Alors que je me lançais hors du bateau, Je n'avais pas pensé que c'était la première fois en 50 jours que mes jambes seraient sur la terre ferme. J'ai basculé et j'ai été momentanément submergé avant de me relever et de ramper sur la berge. Je me suis traîné sur mes pieds juste au moment où la coque du bateau s'est écrasée contre mon tibia, qui a commencé à saigner dans l'eau. Mes jambes de terre étaient sévères et faibles, très faible. Ramer 12 heures par jour pendant 50 jours avait causé une atrophie substantielle des muscles sous-utilisés.

Alors que je trébuchais comme un ivrogne paralytique, mon équipage m'a crié de secouer la proue du bateau et de l'empêcher de s'échouer davantage. J'ai glissé le long du nez pour qu'il supporte partiellement mon poids et j'ai utilisé le peu de force qui me restait pour le remettre dans l'eau. Je pataugeais plus loin alors que Foxy et Matt sautaient pour aider à le stabiliser. Maintenant, Aldo avait marqué notre position GPS et avec nous tous hors du bateau - debout sur le continent sud-américain, après y avoir ramé depuis le Portugal, il était temps d'obtenir des preuves photographiques de notre réalisation exceptionnelle, puis de partir le plus rapidement possible.

Bien que ravi d'avoir officiellement terminé le défi, nous étions aussi tristement loin de nos familles, une douche chaude et un matelas moelleux. C'était à 15 NM de Chagaruamus, un centre de plaisance et un village de retraite à l'ouest de la capitale trinidadienne. Pour l'atteindre, nous aurions besoin de ramer au moins 4 NM dans le chenal contre le vent et la houle où, si nous avions de la chance, nous serions récupérés par le garde – en fonction de la communication VHF notoirement peu fiable.

Nous avons ramé dans les eaux calmes de la baie et sommes revenus dans le chenal. Le changement a été immédiatement perceptible - la surface ressemblait à de la mélasse et la houle de 8 pieds s'est écrasée contre notre arc, sortir momentanément la poupe de l'eau avant de nous replonger. Pendant la première demi-heure, nous avancions à moins d'un nœud. C'était le plus dur que j'avais tiré sur les rames et pourtant les progrès étaient douloureusement lents.

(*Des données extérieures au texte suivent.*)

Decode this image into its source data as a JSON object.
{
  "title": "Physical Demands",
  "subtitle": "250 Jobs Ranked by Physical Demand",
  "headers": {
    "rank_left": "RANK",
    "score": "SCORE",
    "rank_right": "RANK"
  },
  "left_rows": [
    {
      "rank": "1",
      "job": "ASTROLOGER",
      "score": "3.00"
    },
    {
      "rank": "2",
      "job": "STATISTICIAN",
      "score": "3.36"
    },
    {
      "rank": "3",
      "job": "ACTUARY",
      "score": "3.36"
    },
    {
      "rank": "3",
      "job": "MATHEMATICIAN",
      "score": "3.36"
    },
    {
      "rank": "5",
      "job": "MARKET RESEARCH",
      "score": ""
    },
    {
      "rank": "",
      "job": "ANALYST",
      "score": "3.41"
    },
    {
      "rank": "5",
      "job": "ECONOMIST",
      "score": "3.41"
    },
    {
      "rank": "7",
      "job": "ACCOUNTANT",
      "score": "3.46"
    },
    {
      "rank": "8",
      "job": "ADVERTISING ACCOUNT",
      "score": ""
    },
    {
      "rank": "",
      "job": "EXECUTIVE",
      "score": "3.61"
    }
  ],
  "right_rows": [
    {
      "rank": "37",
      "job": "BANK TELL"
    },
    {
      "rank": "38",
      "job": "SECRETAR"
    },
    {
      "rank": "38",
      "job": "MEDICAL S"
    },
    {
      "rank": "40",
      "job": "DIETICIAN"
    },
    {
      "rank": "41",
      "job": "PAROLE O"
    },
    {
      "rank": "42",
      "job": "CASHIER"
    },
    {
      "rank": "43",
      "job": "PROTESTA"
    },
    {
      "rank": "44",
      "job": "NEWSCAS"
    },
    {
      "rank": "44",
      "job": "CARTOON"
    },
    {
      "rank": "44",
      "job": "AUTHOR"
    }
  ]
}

Nous étions tous désespérément fatigués et devenions impatients. Foxy criait dans le téléphone satellite du QG des garde-côtes trinidadiens qui faisaient de leur mieux pour coordonner un sauvetage en communiquant notre position au navire de recherche et en nous indiquant vers quel cap nous devrions nous diriger. « Je me fiche de la façon dont vous le faites, sortez-nous d'ici...'

J'avais besoin de me reposer. J'avais passé près de trois heures et demie sur les rames et n'avais pas dormi depuis 18 ans. Pendant que Matt tournait avec Ross et Aldo, J'ai tourné avec Foxy et me suis glissé dans la plus petite cabine arrière, qui abritait les systèmes d'alimentation et de communication. Alors que je dérivais dans et hors de la conscience, Foxy ouvrait brusquement la porte de la cabine, penchez-vous et saisissez le récepteur VHF, crie-le, fermez la porte et continuez à grogner sur les rames. Cela a duré plusieurs heures atroces alors qu'il tentait de communiquer notre position et notre relèvement aux garde-côtes via une radio VHF endommagée.

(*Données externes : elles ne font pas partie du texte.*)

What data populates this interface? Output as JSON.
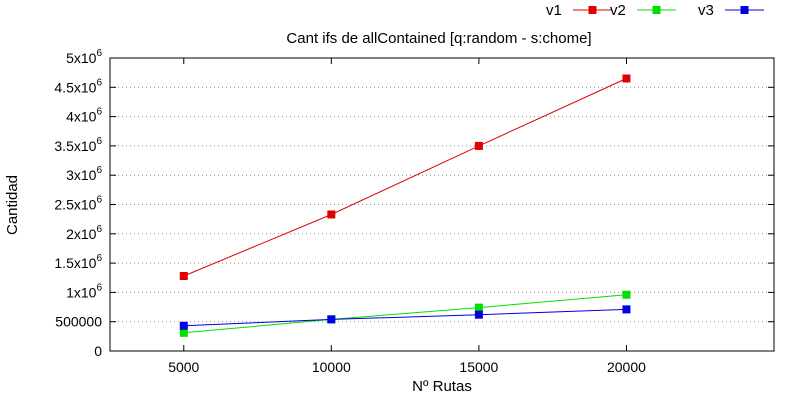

Finalement, Je me suis réveillé en entendant des voix inconnues à l'extérieur de la cabine. Nous étions revenus dans la juridiction trinidadienne et l'équipe de sauvetage nous avait rejoints dans un grand vaisseau, capable de nous remorquer à la maison. Ils ont jeté une corde et nous l'avons attachée à la proue. Après 50 jours, 10 heures et 36 minutes notre aventure était enfin et résolument terminée. C'était l'un des plus beaux sentiments que j'aie jamais ressentis. Nous venions de terminer l'un des défis d'endurance les plus difficiles au monde.